Why measure cosmic radiation with a three-tonne block of ice on an icebreaker?8 February 2010 - 12 March 2010
Researchers at the geographic South Pole have built IceCube, the world’s largest neutrino observatory. One reason to search for neutrinos is that they can emerge relatively unhindered from those parts of the universe where the cosmic radiation with the highest energies is generated. Cosmic radiation was discovered some 100 years ago, but its origins are still to some extent unknown. IceCube could shed light on many other questions in the field of physics.
IceTop, which is a network of 162 ice blocks containing light detectors, is an important part of the IceCube observatory. IceTop lies on top of the inland ice sheet, above the deepest part of the observatory. Each ice block measures 2 m in diameter and 1 m in height. The ice has been frozen in such a way that no bubbles form, making it extremely clear, and each ice block contains two light detectors. We can use IceTop to measure variations in the particle radiation from the sun.
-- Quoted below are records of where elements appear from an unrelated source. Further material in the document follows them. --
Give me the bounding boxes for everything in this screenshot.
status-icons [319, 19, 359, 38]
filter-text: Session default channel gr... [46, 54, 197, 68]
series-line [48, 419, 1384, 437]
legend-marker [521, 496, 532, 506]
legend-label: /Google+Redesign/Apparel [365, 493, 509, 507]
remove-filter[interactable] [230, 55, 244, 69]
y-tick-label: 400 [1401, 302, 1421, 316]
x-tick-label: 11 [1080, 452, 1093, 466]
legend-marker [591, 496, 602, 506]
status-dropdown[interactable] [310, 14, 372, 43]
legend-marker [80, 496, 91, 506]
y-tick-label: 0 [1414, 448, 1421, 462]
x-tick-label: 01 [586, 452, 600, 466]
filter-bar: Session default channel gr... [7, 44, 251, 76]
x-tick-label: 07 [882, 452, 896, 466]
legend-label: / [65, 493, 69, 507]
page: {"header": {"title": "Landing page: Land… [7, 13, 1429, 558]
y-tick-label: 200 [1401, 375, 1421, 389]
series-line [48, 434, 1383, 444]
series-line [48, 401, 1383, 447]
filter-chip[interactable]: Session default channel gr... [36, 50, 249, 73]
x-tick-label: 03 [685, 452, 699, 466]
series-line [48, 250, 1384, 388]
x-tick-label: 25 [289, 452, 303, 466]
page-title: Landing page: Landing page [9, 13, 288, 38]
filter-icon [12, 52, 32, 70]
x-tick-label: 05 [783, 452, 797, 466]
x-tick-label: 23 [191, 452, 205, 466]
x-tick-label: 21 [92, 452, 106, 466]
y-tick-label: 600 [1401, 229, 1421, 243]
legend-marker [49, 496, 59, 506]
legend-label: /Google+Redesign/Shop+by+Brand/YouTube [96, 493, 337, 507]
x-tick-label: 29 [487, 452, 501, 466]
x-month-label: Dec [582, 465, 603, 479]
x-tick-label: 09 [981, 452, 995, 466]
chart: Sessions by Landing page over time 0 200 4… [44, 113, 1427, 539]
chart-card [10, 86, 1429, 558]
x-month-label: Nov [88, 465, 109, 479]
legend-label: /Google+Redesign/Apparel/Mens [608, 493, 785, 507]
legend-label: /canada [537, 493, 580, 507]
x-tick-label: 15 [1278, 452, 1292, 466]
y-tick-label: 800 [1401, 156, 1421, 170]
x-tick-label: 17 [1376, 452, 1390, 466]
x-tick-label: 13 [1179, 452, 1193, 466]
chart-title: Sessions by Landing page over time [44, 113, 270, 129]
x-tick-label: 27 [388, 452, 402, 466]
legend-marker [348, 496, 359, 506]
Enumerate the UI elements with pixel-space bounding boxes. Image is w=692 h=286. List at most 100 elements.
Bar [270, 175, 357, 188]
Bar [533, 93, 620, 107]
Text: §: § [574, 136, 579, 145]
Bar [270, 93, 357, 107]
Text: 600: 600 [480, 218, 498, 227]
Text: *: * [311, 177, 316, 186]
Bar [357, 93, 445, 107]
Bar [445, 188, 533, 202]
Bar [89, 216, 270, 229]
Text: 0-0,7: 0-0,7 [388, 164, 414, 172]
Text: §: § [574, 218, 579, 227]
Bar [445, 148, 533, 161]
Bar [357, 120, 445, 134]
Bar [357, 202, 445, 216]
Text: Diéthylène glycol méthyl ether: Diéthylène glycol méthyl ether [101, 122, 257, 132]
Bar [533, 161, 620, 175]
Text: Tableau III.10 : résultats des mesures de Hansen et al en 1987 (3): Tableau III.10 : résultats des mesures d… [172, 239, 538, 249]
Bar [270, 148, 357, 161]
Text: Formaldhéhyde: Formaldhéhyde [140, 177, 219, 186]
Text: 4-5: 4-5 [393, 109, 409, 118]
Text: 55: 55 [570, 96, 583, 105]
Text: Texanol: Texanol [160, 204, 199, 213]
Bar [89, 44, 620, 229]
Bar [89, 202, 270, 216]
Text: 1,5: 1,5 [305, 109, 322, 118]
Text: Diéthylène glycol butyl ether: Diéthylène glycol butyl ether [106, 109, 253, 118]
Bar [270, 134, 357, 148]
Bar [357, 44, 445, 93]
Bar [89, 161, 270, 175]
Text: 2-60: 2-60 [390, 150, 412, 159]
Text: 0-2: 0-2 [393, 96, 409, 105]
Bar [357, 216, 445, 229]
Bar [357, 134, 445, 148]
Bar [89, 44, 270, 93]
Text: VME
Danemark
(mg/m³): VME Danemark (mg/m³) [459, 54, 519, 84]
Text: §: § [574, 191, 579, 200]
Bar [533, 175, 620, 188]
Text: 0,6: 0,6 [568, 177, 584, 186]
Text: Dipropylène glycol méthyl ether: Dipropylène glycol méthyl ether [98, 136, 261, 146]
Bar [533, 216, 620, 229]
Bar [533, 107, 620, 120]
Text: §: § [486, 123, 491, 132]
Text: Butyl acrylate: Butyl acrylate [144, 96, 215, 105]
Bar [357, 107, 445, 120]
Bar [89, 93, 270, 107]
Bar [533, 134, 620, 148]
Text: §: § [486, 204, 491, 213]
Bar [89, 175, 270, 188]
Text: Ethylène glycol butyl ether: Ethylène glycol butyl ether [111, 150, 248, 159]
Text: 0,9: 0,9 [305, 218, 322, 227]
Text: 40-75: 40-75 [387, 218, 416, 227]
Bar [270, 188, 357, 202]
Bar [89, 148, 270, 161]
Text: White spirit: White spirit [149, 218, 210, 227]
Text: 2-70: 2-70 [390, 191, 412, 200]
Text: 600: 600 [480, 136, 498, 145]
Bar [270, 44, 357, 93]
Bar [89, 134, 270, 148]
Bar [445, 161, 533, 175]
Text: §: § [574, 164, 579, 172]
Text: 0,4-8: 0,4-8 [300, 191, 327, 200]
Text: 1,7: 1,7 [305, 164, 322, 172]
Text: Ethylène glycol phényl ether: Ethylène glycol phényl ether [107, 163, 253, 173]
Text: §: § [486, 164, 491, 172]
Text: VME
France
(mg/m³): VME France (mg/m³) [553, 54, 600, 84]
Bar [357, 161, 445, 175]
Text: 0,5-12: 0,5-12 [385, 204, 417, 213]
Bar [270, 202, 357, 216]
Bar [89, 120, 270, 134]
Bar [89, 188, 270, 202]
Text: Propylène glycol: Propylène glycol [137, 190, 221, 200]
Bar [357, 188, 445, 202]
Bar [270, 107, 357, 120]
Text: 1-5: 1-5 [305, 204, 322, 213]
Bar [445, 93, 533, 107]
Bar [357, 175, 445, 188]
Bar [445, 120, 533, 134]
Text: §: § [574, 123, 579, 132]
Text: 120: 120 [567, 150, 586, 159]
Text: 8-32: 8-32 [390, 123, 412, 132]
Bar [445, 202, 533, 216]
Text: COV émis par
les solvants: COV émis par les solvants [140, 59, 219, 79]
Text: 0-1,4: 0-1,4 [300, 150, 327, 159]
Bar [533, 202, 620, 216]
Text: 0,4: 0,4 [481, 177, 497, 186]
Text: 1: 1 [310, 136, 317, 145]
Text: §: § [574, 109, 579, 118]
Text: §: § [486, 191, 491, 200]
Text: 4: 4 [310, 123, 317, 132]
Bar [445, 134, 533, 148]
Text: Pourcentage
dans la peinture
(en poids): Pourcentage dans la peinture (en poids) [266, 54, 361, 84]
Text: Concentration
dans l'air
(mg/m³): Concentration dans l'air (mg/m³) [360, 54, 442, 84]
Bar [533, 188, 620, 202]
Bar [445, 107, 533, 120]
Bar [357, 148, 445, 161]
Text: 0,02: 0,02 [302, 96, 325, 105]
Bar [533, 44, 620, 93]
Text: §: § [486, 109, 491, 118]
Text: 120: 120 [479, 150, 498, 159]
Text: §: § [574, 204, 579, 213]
Solar eruptions cause variations in the atmospheric radiation level, and affects communications and power grids on the earth.
The purpose of the project on board icebreaker Oden during the Oden Southern Ocean 2009/10 expedition was to calibrate the ice blocks as detectors. The method used is known as “latitude scan”, which makes use of the fact that the energy of the selection of particles that reach the detector is affected by the earth’s magnetic field, making the variations in latitude during shipment between Sweden and Antarctica an important factor. Data were gathered continuously from the time the equipment was installed on-board Oden until the icebreaker returned to port in Sweden. Figure 1 clearly shows how the neutron radiation varied with latitude during the voyage.
An ice block similar to those found in IceTop at the South Pole was frozen in a freezer container in Uppsala and equipped with four light detectors (Photo 2). The freezer container was loaded on-board Oden and connected to measuring computers that collected data throughout the entire voyage.
The measurement data have been checked and will be usable for calibration purposes. The job requires the coordination of a number of different parameters, some of which had to be done by means of manual control, as the GPS clock failed to function as intended. As a result, the analysis is taking somewhat longer than originally planned. The measurements will be published in a scientific journal, probably Nuclear Instruments and Methods. However, their main value will come later, primarily in improving the quality of the measurements from IceTop, and the results from the observations from IceCube will be published as usual in scientific journals in the fields of astrophysics and particle physics.